En septiembre de 2025, tras pedir frente a la ONU a los soldados estadounidenses que «desobedecieran» las órdenes de Trump en defensa de Palestina, Washington le revocó la visa por considerar sus declaraciones «temerarias e incendiarias». Un mes después, el Departamento del Tesoro lo incluyó, junto a su familia y a varios funcionarios de su gobierno, en la lista de sanciones de la OFAC, bajo el argumento de que su política antidrogas había permitido el aumento de los cultivos de coca.
En paralelo, Petro se convirtió en una de las voces internacionales más firmes en la denuncia contra el genocidio en la Franja de Gaza, una posición que tradujo en acciones concretas: la ruptura de relaciones diplomáticas con Israel y llamados explícitos, incluso ante la Asamblea General de la ONU, a que la comunidad internacional actuara para frenar la ofensiva israelí sobre la población palestina.
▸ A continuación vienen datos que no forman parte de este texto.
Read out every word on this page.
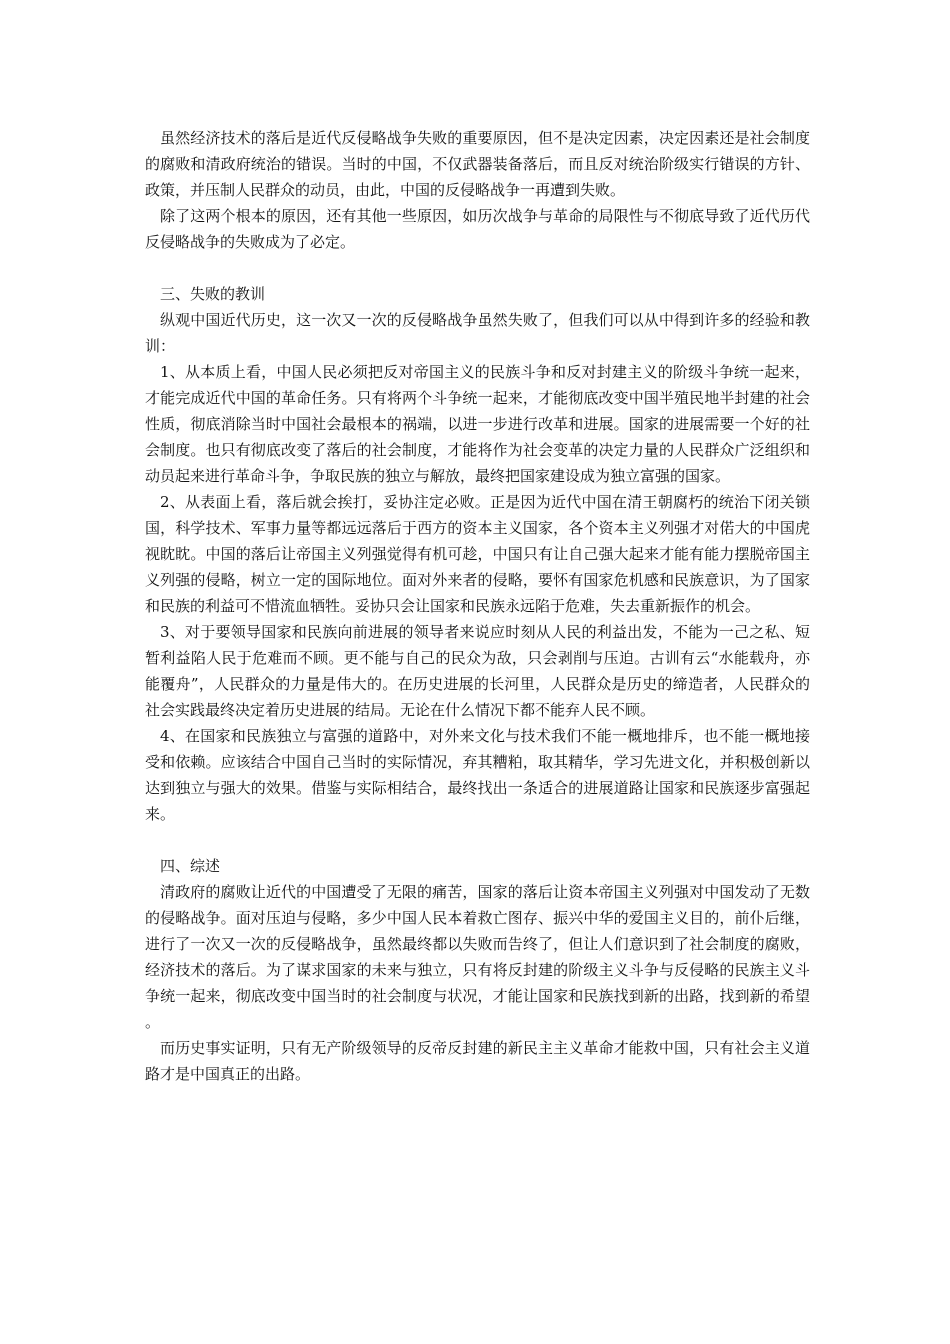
虽然经济技术的落后是近代反侵略战争失败的重要原因，但不是决定因素，决定因素还是社会制度的腐败和清政府统治的错误。当时的中国，不仅武器装备落后，而且反对统治阶级实行错误的方针、政策，并压制人民群众的动员，由此，中国的反侵略战争一再遭到失败。

除了这两个根本的原因，还有其他一些原因，如历次战争与革命的局限性与不彻底导致了近代历代反侵略战争的失败成为了必定。

三、失败的教训

纵观中国近代历史，这一次又一次的反侵略战争虽然失败了，但我们可以从中得到许多的经验和教训：

1、从本质上看，中国人民必须把反对帝国主义的民族斗争和反对封建主义的阶级斗争统一起来，才能完成近代中国的革命任务。只有将两个斗争统一起来，才能彻底改变中国半殖民地半封建的社会性质，彻底消除当时中国社会最根本的祸端，以进一步进行改革和进展。国家的进展需要一个好的社会制度。也只有彻底改变了落后的社会制度，才能将作为社会变革的决定力量的人民群众广泛组织和动员起来进行革命斗争，争取民族的独立与解放，最终把国家建设成为独立富强的国家。

2、从表面上看，落后就会挨打，妥协注定必败。正是因为近代中国在清王朝腐朽的统治下闭关锁国，科学技术、军事力量等都远远落后于西方的资本主义国家，各个资本主义列强才对偌大的中国虎视眈眈。中国的落后让帝国主义列强觉得有机可趁，中国只有让自己强大起来才能有能力摆脱帝国主义列强的侵略，树立一定的国际地位。面对外来者的侵略，要怀有国家危机感和民族意识，为了国家和民族的利益可不惜流血牺牲。妥协只会让国家和民族永远陷于危难，失去重新振作的机会。

3、对于要领导国家和民族向前进展的领导者来说应时刻从人民的利益出发，不能为一己之私、短暂利益陷人民于危难而不顾。更不能与自己的民众为敌，只会剥削与压迫。古训有云“水能载舟，亦能覆舟”，人民群众的力量是伟大的。在历史进展的长河里，人民群众是历史的缔造者，人民群众的社会实践最终决定着历史进展的结局。无论在什么情况下都不能弃人民不顾。

4、在国家和民族独立与富强的道路中，对外来文化与技术我们不能一概地排斥，也不能一概地接受和依赖。应该结合中国自己当时的实际情况，弃其糟粕，取其精华，学习先进文化，并积极创新以达到独立与强大的效果。借鉴与实际相结合，最终找出一条适合的进展道路让国家和民族逐步富强起来。

四、综述

清政府的腐败让近代的中国遭受了无限的痛苦，国家的落后让资本帝国主义列强对中国发动了无数的侵略战争。面对压迫与侵略，多少中国人民本着救亡图存、振兴中华的爱国主义目的，前仆后继，进行了一次又一次的反侵略战争，虽然最终都以失败而告终了，但让人们意识到了社会制度的腐败，经济技术的落后。为了谋求国家的未来与独立，只有将反封建的阶级主义斗争与反侵略的民族主义斗争统一起来，彻底改变中国当时的社会制度与状况，才能让国家和民族找到新的出路，找到新的希望。

而历史事实证明，只有无产阶级领导的反帝反封建的新民主主义革命才能救中国，只有社会主义道路才是中国真正的出路。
A esos ejes se sumó una agenda ambientalista que Petro proyectó como parte de su política exterior, con la defensa de la Amazonía y el cuidado de la vida frente al cambio climático como banderas frente a foros internacionales, en un discurso que buscaba situar a Colombia —y a los pueblos del Sur Global en general— como protagonistas de las discusiones globales sobre justicia climática, más allá de los intereses de las grandes potencias.